Schnelle Ergebnisse, geheilte Patienten, entlastete Kliniken

(Stuttgart/Reutlingen) – Die Noscendo GmbH eröffnete kürzlich eine Niederlassung im Technologiepark Tübingen-Reutlingen (TTR) am Standort Reutlingen. In dem modernen Entwicklungs- und Applikationslabor können mittels Next-Generation-Sequencing (NGS) die Auslöser für zahlreiche Infektionskrankheiten außergewöhnlich schnell identifiziert werden. Grundlage ist eine selbst entwickelte Diagnostikplattform, die Bakterien, DNA-Viren, Pilze und Parasiten in Blutproben von Patienten zuverlässig identifiziert.

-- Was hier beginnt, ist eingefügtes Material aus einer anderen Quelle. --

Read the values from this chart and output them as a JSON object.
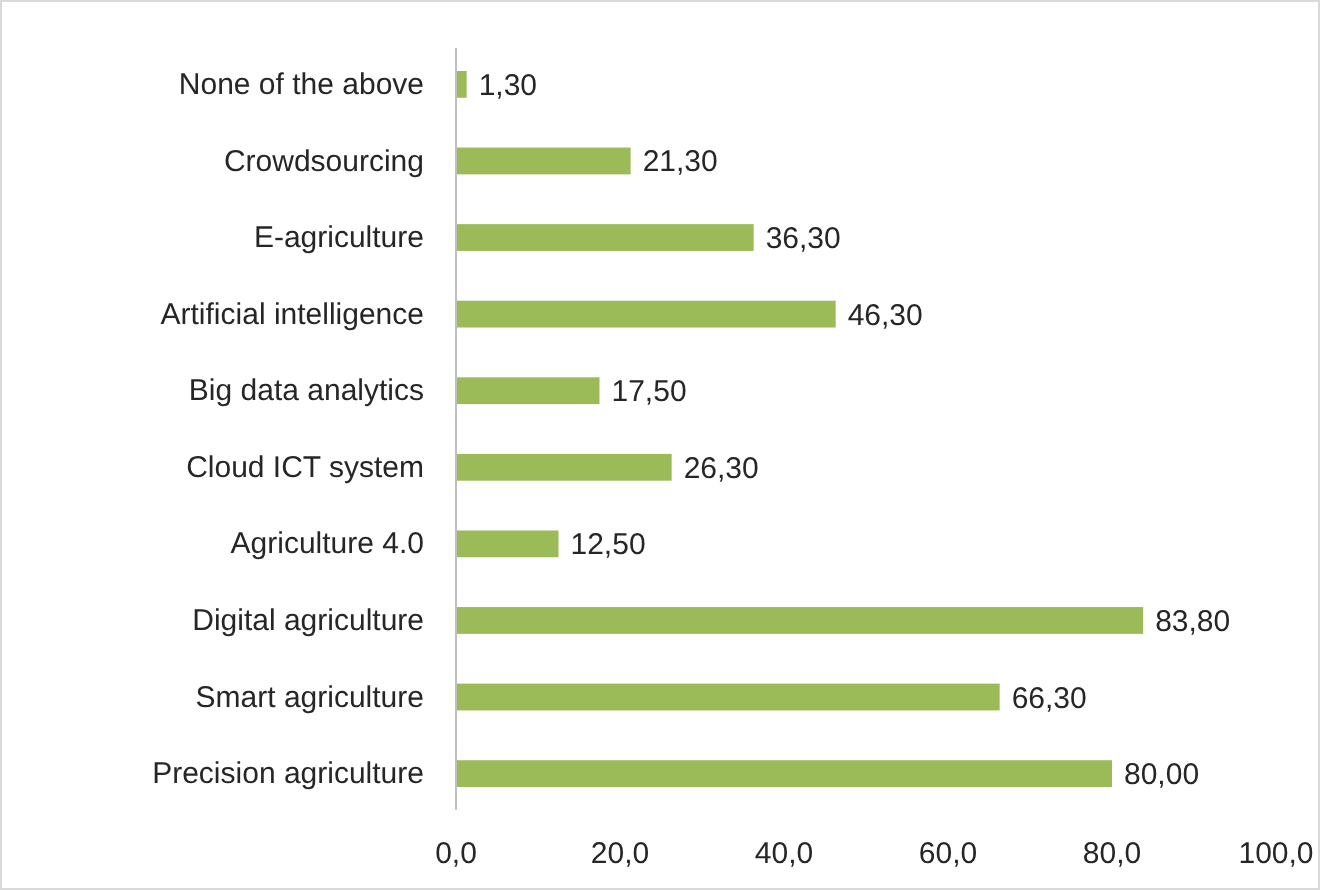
{
  "chart_data": {
    "type": "bar",
    "orientation": "horizontal",
    "categories": [
      "None of the above",
      "Crowdsourcing",
      "E-agriculture",
      "Artificial intelligence",
      "Big data analytics",
      "Cloud ICT system",
      "Agriculture 4.0",
      "Digital agriculture",
      "Smart agriculture",
      "Precision agriculture"
    ],
    "values": [
      1.3,
      21.3,
      36.3,
      46.3,
      17.5,
      26.3,
      12.5,
      83.8,
      66.3,
      80.0
    ],
    "value_labels": [
      "1,30",
      "21,30",
      "36,30",
      "46,30",
      "17,50",
      "26,30",
      "12,50",
      "83,80",
      "66,30",
      "80,00"
    ],
    "color": "#9bbb59",
    "xlim": [
      0,
      100
    ],
    "xticks": [
      {
        "value": 0,
        "label": "0,0"
      },
      {
        "value": 20,
        "label": "20,0"
      },
      {
        "value": 40,
        "label": "40,0"
      },
      {
        "value": 60,
        "label": "60,0"
      },
      {
        "value": 80,
        "label": "80,0"
      },
      {
        "value": 100,
        "label": "100,0"
      }
    ],
    "grid": false
  }
}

In der Intensivmedizin sind schnelle und zuverlässige Informationen bei lebensbedrohlichen Zuständen – wie beispielsweise einer Sepsis – essenziell. Hier geht es vor allem darum, das richtige Antibiotikum frühzeitig und zielgerichtet verabreichen zu können. Von den etwa 300.000 Sepsis-Fällen, die es jährlich in Deutschland gibt, verlaufen 70.000 tödlich, weil das drohende Organversagen nicht durch eine schnelle Diagnose und die entsprechende Therapie gestoppt wurde. Die Sepsis gilt daher seit Jahren als eine der Haupttodesursachen auf Intensivstationen. Aktuelle Studien zeigen, dass auch schwere Verläufe einer COVID-19-Erkrankung zu einer Sepsis führen können.

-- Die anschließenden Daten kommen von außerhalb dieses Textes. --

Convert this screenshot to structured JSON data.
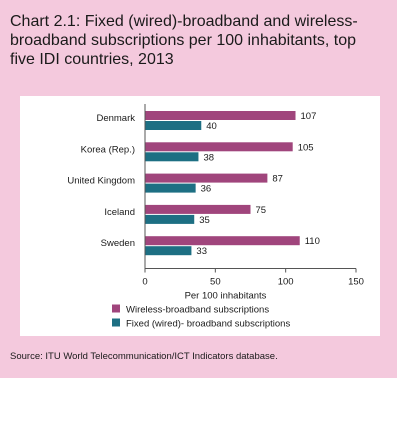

Bisher werden Kulturen von Blutproben angelegt, die in der Regel bis zu fünf Tage "bebrütet" werden müssen, und selbst dann ist eine genaue Aussage über den bakteriellen Erreger nur in etwa 30 Prozent der Fälle möglich. Für andere Infektionen, die beispielsweise durch den Schleimhäute befallenden Pilz Candida ausgelöst werden, kann dies sogar bis zu drei Wochen dauern. Mit dem von der Noscendo GmbH entwickelten Diagnostikverfahren liegt das Ergebnis innerhalb von 24 Stunden vor – inklusive der exakten Aussage, welcher Keim, also welches Bakterium, welcher DNA-Virus oder Pilz, der Auslöser ist. Dann kann, beispielsweise statt eines Breitband-Antibiotikums, gezielt ein auf den Erreger abgestimmtes Antibiotikum oder ein Antimykotikum gegeben werden. In der Folge lassen sich nicht nur die Nebenwirkungen minimieren, sondern der Patient kann auch wesentlich schneller entlassen werden. So trägt dieses Verfahren zur Entlastung des, nicht nur aktuell durch den Corona-Virus stark belasteten, Gesundheitssystems bei.

Die Pilotstudien sind abgeschlossen und das Verfahren wird bereits in maximalversorgenden Kliniken in ganz Deutschland eingesetzt. Diese schicken die Proben an das Labor in Reutlingen, in dem sie unter der Leitung von Noscendo-Mitgründerin Dr. Silke Grumaz untersucht und die entsprechenden Daten aufbereitet werden. Anschließend werden die Daten dann durch spezielle bioinformatische Auswertungsalgorithmen analysiert. Seit 2019 ist diese Software als Medizinprodukt CE-gekennzeichnet.

Geplant ist, das Team im Labor weiter aufzustocken. "Wir haben uns auch für diesen Standort entschieden, weil hier durch die Nähe zu wissenschaftlichen Einrichtungen in der BioRegion STERN und zur Universität Tübingen hochqualifizierte Mitarbeiter zur Verfügung stehen und weitere Forschungs-Kooperationen entstehen können", erklärt Dr. Marcus Benz, COO der Noscendo GmbH.

Für Dr. Markus Nawroth, Geschäftsführer der Standortagentur Neckar-Alb, ist die Ansiedlung des Hightech-Unternehmens, das 2018 in Duisburg gegründet wurde, von großer Bedeutung: "Nicht nur die aktuelle Pandemie-Situation zeigt, wie wichtig schnelle und zuverlässige Diagnostik in der Medizin ist. Wir freuen uns, dass mit Noscendo ein weiterer Akteur der Life-Sciences-Branche in der Region Neckar-Alb seine Adresse hat."